Mr. [naam 1] bericht NFO op 16 maart 2023 18:38 uur per e-mail dat haar cliënt het onderzoek graag wil uitbreiden. Mr. [naam 1] verzoekt het NFO de verzonden foto’s van de zoon van [eiseres] te vergelijken met beide personen die te zien zijn op de camerabeelden (in de juwelierszaak).
3.6.
NFO bericht op 3 april 2023 om 09:23 uur per e-mail als volgt:
(…)
De deskundige moet nog verslag doen van het onderzoek, echter kan ik u al wel aangeven dat er geen vergelijk mogelijk is op basis van een gezichtsvergelijkend onderzoek. Er kan geen vergaande uitspraak worden gedaan. De bewegende beelden zijn dus nodig. De deadline is overigens nog haalbaar.”
3.7.
Mr. [naam 1] bericht NFO op 3 april 2023 om 15:08 uur per e-mail als volgt:
(…)
Dank voor uw reactie en uw uitleg. Dat betekent dat er geen conclusies getrokken kunnen worden enkel op basis van de foto’s en dat nu onderzoek zal worden gedaan naar de bewegende beelden om bijvoorbeeld het ‘loopje’ van cliënt te vergelijken met het bewegen van de twee personen in de winkel (begrijp ik dat zo goed)?(…)

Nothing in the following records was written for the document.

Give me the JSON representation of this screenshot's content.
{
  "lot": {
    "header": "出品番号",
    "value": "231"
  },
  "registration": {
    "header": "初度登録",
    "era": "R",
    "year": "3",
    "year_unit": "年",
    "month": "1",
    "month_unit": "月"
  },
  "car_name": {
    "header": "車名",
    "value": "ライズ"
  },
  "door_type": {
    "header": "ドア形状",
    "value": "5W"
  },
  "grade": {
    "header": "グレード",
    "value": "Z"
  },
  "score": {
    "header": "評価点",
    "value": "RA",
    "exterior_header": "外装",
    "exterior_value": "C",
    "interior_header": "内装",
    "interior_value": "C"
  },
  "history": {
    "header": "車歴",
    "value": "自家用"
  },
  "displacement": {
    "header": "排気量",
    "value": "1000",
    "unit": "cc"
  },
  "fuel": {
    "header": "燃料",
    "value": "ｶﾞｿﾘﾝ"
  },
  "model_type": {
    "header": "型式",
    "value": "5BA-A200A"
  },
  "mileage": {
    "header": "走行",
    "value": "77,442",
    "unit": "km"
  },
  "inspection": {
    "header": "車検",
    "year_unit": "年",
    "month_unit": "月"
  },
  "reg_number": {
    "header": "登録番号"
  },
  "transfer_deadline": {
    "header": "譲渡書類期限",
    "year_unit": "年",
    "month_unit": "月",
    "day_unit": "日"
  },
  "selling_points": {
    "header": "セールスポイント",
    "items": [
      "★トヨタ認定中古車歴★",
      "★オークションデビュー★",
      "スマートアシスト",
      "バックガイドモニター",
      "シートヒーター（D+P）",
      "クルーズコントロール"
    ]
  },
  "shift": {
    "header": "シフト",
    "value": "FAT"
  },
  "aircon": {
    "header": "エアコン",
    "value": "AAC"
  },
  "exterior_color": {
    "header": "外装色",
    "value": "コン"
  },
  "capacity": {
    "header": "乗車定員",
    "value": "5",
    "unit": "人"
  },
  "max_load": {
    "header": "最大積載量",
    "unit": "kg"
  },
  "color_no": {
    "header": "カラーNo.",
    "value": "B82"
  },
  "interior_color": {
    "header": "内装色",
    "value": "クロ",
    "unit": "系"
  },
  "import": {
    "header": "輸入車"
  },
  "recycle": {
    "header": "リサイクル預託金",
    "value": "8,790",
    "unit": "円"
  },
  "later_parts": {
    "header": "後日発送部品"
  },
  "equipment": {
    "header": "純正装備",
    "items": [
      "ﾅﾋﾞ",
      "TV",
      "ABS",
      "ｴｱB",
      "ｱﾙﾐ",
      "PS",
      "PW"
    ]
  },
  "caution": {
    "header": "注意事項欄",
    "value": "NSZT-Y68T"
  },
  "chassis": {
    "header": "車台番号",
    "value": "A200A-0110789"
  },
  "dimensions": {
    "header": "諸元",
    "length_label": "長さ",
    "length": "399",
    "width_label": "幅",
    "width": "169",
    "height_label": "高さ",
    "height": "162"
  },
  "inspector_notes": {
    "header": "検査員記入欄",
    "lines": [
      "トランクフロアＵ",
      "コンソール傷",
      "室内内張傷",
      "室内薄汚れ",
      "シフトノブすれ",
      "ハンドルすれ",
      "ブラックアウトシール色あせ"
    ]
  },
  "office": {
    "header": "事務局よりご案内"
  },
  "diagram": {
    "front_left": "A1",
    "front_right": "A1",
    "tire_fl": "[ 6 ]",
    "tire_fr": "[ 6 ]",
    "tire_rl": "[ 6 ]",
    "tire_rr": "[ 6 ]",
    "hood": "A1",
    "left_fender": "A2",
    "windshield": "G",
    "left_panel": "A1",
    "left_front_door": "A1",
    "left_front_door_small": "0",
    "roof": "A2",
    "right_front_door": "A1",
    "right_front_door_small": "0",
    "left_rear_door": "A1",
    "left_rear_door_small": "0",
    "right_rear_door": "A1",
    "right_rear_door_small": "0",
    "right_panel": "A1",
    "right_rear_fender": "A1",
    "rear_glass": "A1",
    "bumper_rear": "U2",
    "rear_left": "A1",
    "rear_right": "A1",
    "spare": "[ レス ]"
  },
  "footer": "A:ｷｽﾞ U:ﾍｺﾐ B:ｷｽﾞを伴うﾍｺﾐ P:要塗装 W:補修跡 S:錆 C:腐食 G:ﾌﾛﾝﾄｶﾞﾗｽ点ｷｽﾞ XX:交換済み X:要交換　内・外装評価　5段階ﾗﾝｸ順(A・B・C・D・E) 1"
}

Zoals gezegd staat de zitting op 12 april gepland. Kunt u aangeven wanneer u verwacht het rapport aan te kunnen leveren?(…)
3.8.
NFO bericht mr. [naam 1] op 4 april 2023 om 09:20 uur per e-mail als volgt.
(…)
Ik heb de beelddeskundige gevraagd naar de uiterlijke opleverdatum, dit hoort u spoedig. Ik ga er in ieder geval voor zorgen dat dit vóór 12 april is.(…)
3.9.
Mr. [naam 1] bericht NFO op 11 april 2023 om 15:39 uur per e-mail als volgt:
(…)
Zekerheidshalve mail ik u toch nog even. Ik heb nog geen rapportage of uitkomst van het onderzoek ontvangen. Aangezien we de rapportage vandaag echt moeten hebben om er voor de zaak eventueel nog gebruik van te kunnen maken, mail ik u toch nog even(…)
3.10.
[naam 2] bericht mr. [naam 1] op 11 april 2023 om 16:16 uur per e-mail als volgt:
(…)
Het komt erop neer dat de persoon in de blauwe kleding onvoldoende zichtbaar is om de persoon te kunnen identificeren aan de hand van de vele referentiefoto’s. Alleen de neus is min of meer zichtbaar en dat is echt onvoldoende voor een identificatie. De ogen zijn niet (goed) zichtbaar en kunnen niet worden vergeleken. De lengte van de persoon en de lichaamsbouw lijken wel overeen te komen, maar die zijn te algemeen van aard, wat wil zeggen dat er veel personen zijn met dat postuur en lengte en niet dusdanig specifiek zodat die niet direct aan betrokkene (verdachte) zijn te koppelen. Er is teveel twijfel. Dat zal de strekking zijn van de rapportage. De letterlijke tekst in de rapportage zal leidend zijn.(…)
3.11.
Mr. [naam 1] bericht NFO op 11 april 2023 om 18:40 uur per e-mail als volgt:
“(…)
Zojuist, om 18:05 werd ik gebeld door de heer [naam 2] . Ik heb hem, mede namens cliënt, kenbaar gemaakt dat op deze wijze niet en bovenal niet tijdig is voldaan aan de opdracht die reeds geruime tijd geleden is gegeven. De heer [naam 2] gaf mij te kennen pas afgelopen vrijdag de opdracht binnen te hebben gekregen en door het paasweekend niet eerder dan vandaag in de gelegenheid te zijn om het onderzoek te verrichten. Hij gaf tevens aan niet op de hoogte te zijn van het feit dat het om een vergelijking van beide personen ging (die op de beelden in de winkel te zien zijn). Kortom: de onderzoeksvraag was hem niet duidelijk. Daarnaast is tot op heden het rapport nog niet geleverd en heb ik de heer [naam 2] ook aangegeven dat het voor ons inmiddels niet meer werkbaar is om de gegevens van een eventueel rapport te gebruiken voor de zitting en dat er geen vertrouwen is dat het onderzoek op een degelijke wijze heeft plaatsgevonden. Onderstaande inhoud volstaat daarvoor vanzelfsprekend niet.(…)
(…)
In overleg met cliënt, zend ik u deze e-mail om aan te geven dat sprake is van het zowel in tijd als qua inhoud niet conform afspraak uitvoeren van de opdracht en dat cliënt derhalve onverschuldigd heeft betaald. Hierbij verzoek ik dan ook om de reeds gemaakte kosten terug te storten naar cliënt.(…)
3.12.
[naam 2] heeft het rapport op 11 april 2023 om 19:07 uur per e-mail aangeleverd.
3.13.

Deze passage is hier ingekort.